Projeto proíbe fiscalização terceirizada
Um projeto do deputado Durval Amaral (PFL), que passou a tramitar ontem na Assembléia Legislativa do Paraná, propõe que o Departamento de Estradas de Rodagem (DER) seja proibido de contratar, locar, ou receber em comodato equipamentos eletrônicos, radares ou aparelhos similares de empresas privadas para fiscalizar o tráfego em rodovias estaduais. O projeto também determina que o governo do Estado cancele em 120 dias os contratos já firmados.
O DER contratou a Consladel Construtora e Laços Detectores e Eletrônica Ltda, de São Paulo, para aplicar multas de alta velocidade nas rodovias estaduais.

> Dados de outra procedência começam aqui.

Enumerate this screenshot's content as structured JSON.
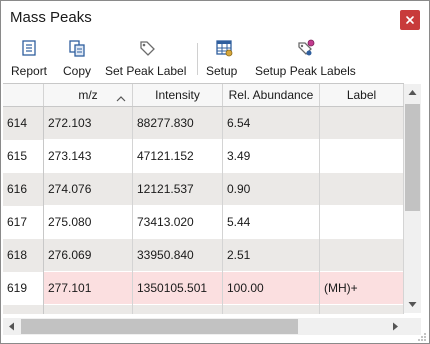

Os 10 radares locados da empresa, que são móveis, ficam em carros sem nenhuma identificação - o DER tem outros 70 radares espalhados pelo Paraná. A empresa, segundo o deputado, estaria recebendo R$ 2 milhões pelo serviço e teria participação nas multas emitidas.
O procurador jurídico do DER, Maurício Ferrante, disse que se o projeto for aprovado pode comprometer a fiscalização da rodovias. Segundo ele, a empresa não recebe pelo número de multas aplicadas e faz a manutenção dos equipamentos, que custam cerca de R$ 70 mil cada. Caso a proibição seja aprovada, o DER teria de comprar os radares. O custo chegaria a R$ 700 mil.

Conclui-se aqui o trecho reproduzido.